MuHaven RWA Portfolio
ReviewAudited by ClawScan on May 14, 2026.
Overview
This wallet-linked portfolio skill is mostly transparent, but it needs review because it handles financial actions while some advertised sandbox protections are not enforced in its current host-native mode.
Install only if you trust MuHaven and understand the wallet/account implications. Prefer an enforced sandbox runtime or read-only mode, keep the broker and dependencies updated, and manually review every buy, claim, or pause confirmation before approving it.
Findings (6)
Artifact-based informational review of SKILL.md, metadata, install specs, static scan signals, and capability signals. ClawScan does not execute the skill or run runtime probes.
A user may believe the skill cannot access files, spawn processes, or contact other network destinations, even though those limits are not enforced in the currently documented runtime mode.
This user-facing safety claim is contradicted by SECURITY.md, which says the current plain OpenClaw host_native mode makes the manifest permissions advisory only. For a wallet-linked financial skill, overstating containment can lead users to trust protections that are not actually enforced.
permissions.network.deny_default + permissions.filesystem.{read,write}: [] + permissions.process.spawn: [] install before the skill binary starts. Any egress / FS / spawn attempt is denied at the runtime.Use a runtime that enforces the permissions block, or treat the skill as a normal host-native Node program and install it only if you trust the package and broker.
The agent can prepare buy, yield-claim, and pause actions that affect the user's MuHaven account once the user approves them.
The skill exposes high-impact financial and account-policy tools. The artifacts describe confirmation controls, so this is purpose-aligned, but users should notice that these tools are available unless read-only mode is enabled.
muhaven.position.buy ... Stage a Subscription buy — emits intent for three-tier confirmation. NEVER auto-submits. ... muhaven.policy.pause ... Activate /pause kill-switch (uninstallPlugin). NEVER auto-submits — requires user confirmation.
Enable read-only mode if you only want portfolio visibility, and carefully review every buy, claim, or pause confirmation before approving.
Compromise or misconfiguration of the local broker could affect account-linked MuHaven actions.
The skill relies on broker-held wallet/session credentials and JWT authorization. This is expected for the stated service, but the credential boundary is sensitive and may be file-backed if the native keyring is unavailable.

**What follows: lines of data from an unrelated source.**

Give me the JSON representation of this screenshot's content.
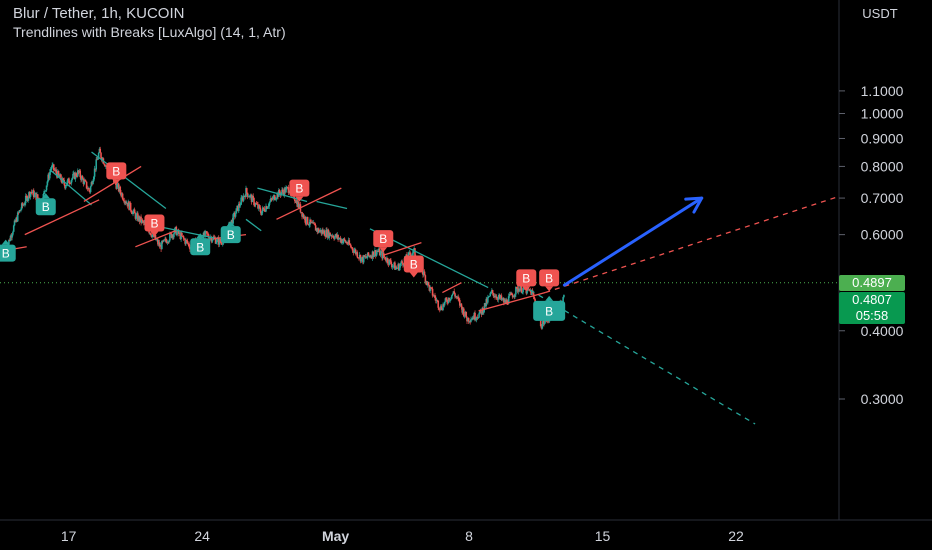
{
  "header": {
    "symbol_line": "Blur / Tether, 1h, KUCOIN",
    "indicator_line": "Trendlines with Breaks [LuxAlgo] (14, 1, Atr)"
  },
  "colors": {
    "background": "#000000",
    "bull_candle": "#26a69a",
    "bear_candle": "#ef5350",
    "upper_trendline": "#26a69a",
    "lower_trendline": "#ef5350",
    "drawn_arrow": "#2962ff",
    "current_price_tag": "#089950",
    "prev_price_tag": "#4caf50"
  },
  "chart_data": {
    "type": "candlestick",
    "title": "Blur / Tether, 1h, KUCOIN",
    "indicator": "Trendlines with Breaks [LuxAlgo] (14, 1, Atr)",
    "y_unit": "USDT",
    "y_scale": "log",
    "y_ticks": [
      0.3,
      0.4,
      0.6,
      0.7,
      0.8,
      0.9,
      1.0,
      1.1
    ],
    "y_tick_labels": [
      "0.3000",
      "0.4000",
      "0.6000",
      "0.7000",
      "0.8000",
      "0.9000",
      "1.0000",
      "1.1000"
    ],
    "x_tick_labels": [
      "17",
      "24",
      "May",
      "8",
      "15",
      "22"
    ],
    "x_ticks_day_index": [
      0,
      7,
      14,
      21,
      28,
      35
    ],
    "x_range_days": [
      -3.6,
      40.4
    ],
    "price_path": [
      {
        "d": -3.3,
        "p": 0.56
      },
      {
        "d": -2.6,
        "p": 0.66
      },
      {
        "d": -2.0,
        "p": 0.72
      },
      {
        "d": -1.4,
        "p": 0.69
      },
      {
        "d": -0.9,
        "p": 0.8
      },
      {
        "d": -0.2,
        "p": 0.74
      },
      {
        "d": 0.5,
        "p": 0.78
      },
      {
        "d": 1.1,
        "p": 0.72
      },
      {
        "d": 1.6,
        "p": 0.85
      },
      {
        "d": 2.3,
        "p": 0.76
      },
      {
        "d": 2.9,
        "p": 0.7
      },
      {
        "d": 3.5,
        "p": 0.65
      },
      {
        "d": 4.1,
        "p": 0.62
      },
      {
        "d": 4.8,
        "p": 0.57
      },
      {
        "d": 5.6,
        "p": 0.61
      },
      {
        "d": 6.4,
        "p": 0.57
      },
      {
        "d": 7.2,
        "p": 0.6
      },
      {
        "d": 8.0,
        "p": 0.58
      },
      {
        "d": 8.6,
        "p": 0.64
      },
      {
        "d": 9.3,
        "p": 0.72
      },
      {
        "d": 10.1,
        "p": 0.66
      },
      {
        "d": 10.9,
        "p": 0.71
      },
      {
        "d": 11.6,
        "p": 0.73
      },
      {
        "d": 12.4,
        "p": 0.64
      },
      {
        "d": 13.1,
        "p": 0.61
      },
      {
        "d": 13.8,
        "p": 0.6
      },
      {
        "d": 14.6,
        "p": 0.58
      },
      {
        "d": 15.4,
        "p": 0.54
      },
      {
        "d": 16.2,
        "p": 0.56
      },
      {
        "d": 17.2,
        "p": 0.52
      },
      {
        "d": 18.1,
        "p": 0.56
      },
      {
        "d": 18.9,
        "p": 0.48
      },
      {
        "d": 19.5,
        "p": 0.44
      },
      {
        "d": 20.2,
        "p": 0.47
      },
      {
        "d": 20.9,
        "p": 0.42
      },
      {
        "d": 21.6,
        "p": 0.43
      },
      {
        "d": 22.2,
        "p": 0.47
      },
      {
        "d": 22.9,
        "p": 0.45
      },
      {
        "d": 23.6,
        "p": 0.48
      },
      {
        "d": 24.3,
        "p": 0.47
      },
      {
        "d": 24.8,
        "p": 0.41
      },
      {
        "d": 25.4,
        "p": 0.43
      },
      {
        "d": 26.0,
        "p": 0.46
      }
    ],
    "upper_trendlines": [
      {
        "from": [
          -1.0,
          0.79
        ],
        "to": [
          1.2,
          0.68
        ]
      },
      {
        "from": [
          1.2,
          0.85
        ],
        "to": [
          5.1,
          0.67
        ]
      },
      {
        "from": [
          4.8,
          0.62
        ],
        "to": [
          7.8,
          0.59
        ]
      },
      {
        "from": [
          9.3,
          0.64
        ],
        "to": [
          10.1,
          0.61
        ]
      },
      {
        "from": [
          9.9,
          0.73
        ],
        "to": [
          12.5,
          0.69
        ]
      },
      {
        "from": [
          13.0,
          0.69
        ],
        "to": [
          14.6,
          0.67
        ]
      },
      {
        "from": [
          15.8,
          0.615
        ],
        "to": [
          22.0,
          0.48
        ]
      },
      {
        "from": [
          24.2,
          0.475
        ],
        "to": [
          36.0,
          0.27
        ]
      }
    ],
    "lower_trendlines": [
      {
        "from": [
          -3.5,
          0.56
        ],
        "to": [
          -2.2,
          0.57
        ]
      },
      {
        "from": [
          -2.3,
          0.6
        ],
        "to": [
          1.6,
          0.695
        ]
      },
      {
        "from": [
          0.8,
          0.69
        ],
        "to": [
          3.8,
          0.8
        ]
      },
      {
        "from": [
          3.5,
          0.57
        ],
        "to": [
          5.6,
          0.61
        ]
      },
      {
        "from": [
          7.6,
          0.59
        ],
        "to": [
          9.3,
          0.6
        ]
      },
      {
        "from": [
          10.9,
          0.64
        ],
        "to": [
          14.3,
          0.73
        ]
      },
      {
        "from": [
          16.5,
          0.55
        ],
        "to": [
          18.5,
          0.58
        ]
      },
      {
        "from": [
          19.6,
          0.47
        ],
        "to": [
          20.6,
          0.49
        ]
      },
      {
        "from": [
          21.5,
          0.435
        ],
        "to": [
          25.0,
          0.47
        ]
      },
      {
        "from": [
          25.0,
          0.47
        ],
        "to": [
          40.4,
          0.705
        ]
      }
    ],
    "break_labels": [
      {
        "d": -3.3,
        "p": 0.555,
        "label": "B",
        "kind": "bull"
      },
      {
        "d": -1.2,
        "p": 0.675,
        "label": "B",
        "kind": "bull"
      },
      {
        "d": 2.5,
        "p": 0.785,
        "label": "B",
        "kind": "bear"
      },
      {
        "d": 4.5,
        "p": 0.63,
        "label": "B",
        "kind": "bear"
      },
      {
        "d": 6.9,
        "p": 0.57,
        "label": "B",
        "kind": "bull"
      },
      {
        "d": 8.5,
        "p": 0.6,
        "label": "B",
        "kind": "bull"
      },
      {
        "d": 12.1,
        "p": 0.73,
        "label": "B",
        "kind": "bear"
      },
      {
        "d": 16.5,
        "p": 0.59,
        "label": "B",
        "kind": "bear"
      },
      {
        "d": 18.1,
        "p": 0.53,
        "label": "B",
        "kind": "bear"
      },
      {
        "d": 24.0,
        "p": 0.5,
        "label": "B",
        "kind": "bear"
      },
      {
        "d": 25.2,
        "p": 0.5,
        "label": "B",
        "kind": "bear"
      },
      {
        "d": 25.2,
        "p": 0.435,
        "label": "B",
        "kind": "bull"
      }
    ],
    "projection_arrow": {
      "from": [
        26.0,
        0.485
      ],
      "to": [
        33.2,
        0.7
      ]
    },
    "prev_price_line": 0.4897,
    "current_price": 0.4807,
    "current_price_label": "0.4807",
    "prev_price_label": "0.4897",
    "countdown": "05:58"
  }
}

MUHAVEN_BROKER_SESSION_KEY ... private half of a ZeroDev session key ... The key is held by muhaven-broker ... JWT must be present ... falls back to FileKeystore
Install and authenticate the broker from a trusted source, prefer OS keychain support where available, and avoid running the broker under shared or untrusted user accounts.
A vulnerability in a bundled dependency may remain present until this skill is republished and the user updates.
The package bundles a large dependency graph and explicitly notes that dependency fixes require a republished skill version. This is disclosed and common for self-contained packages, but users should track updates.
inline-bundles @muhaven/mcp + @modelcontextprotocol/sdk + viem + zod ... CVE-propagation lag ... no paid security-watch automation
Pin versions you have reviewed, monitor MuHaven releases, and update promptly when security releases are published.
Dynamic validator generation expands the runtime behavior that users must trust, especially without enforced sandboxing.
The static scan found dynamic code generation in the bundled distribution. In context this looks like AJV schema validator generation, not a hidden downloader or custom eval path, but it is still worth noting in host-native execution.
const makeValidate = new Function(`${names_1.default.self}`, `${names_1.default.scope}`, sourceCode);Run the skill only from a trusted, signed package and prefer an enforced sandbox runtime for financial use.
If the broker endpoint is misconfigured or replaced, sensitive account requests could be routed to the wrong local service.
Sensitive wallet-adjacent operations are mediated through a separate local broker over IPC. This is disclosed and purpose-aligned, but the broker endpoint is part of the trust boundary.
The skill calls muhaven-broker over a Unix socket (POSIX) or named pipe (Windows). Path defaults to ~/.muhaven/broker.sock ... If the broker is unreachable, every tool call returns a structured connect_failed error
Leave the broker endpoint at the trusted per-user default unless you know why it must change, and ensure the socket or named pipe is not writable by other users.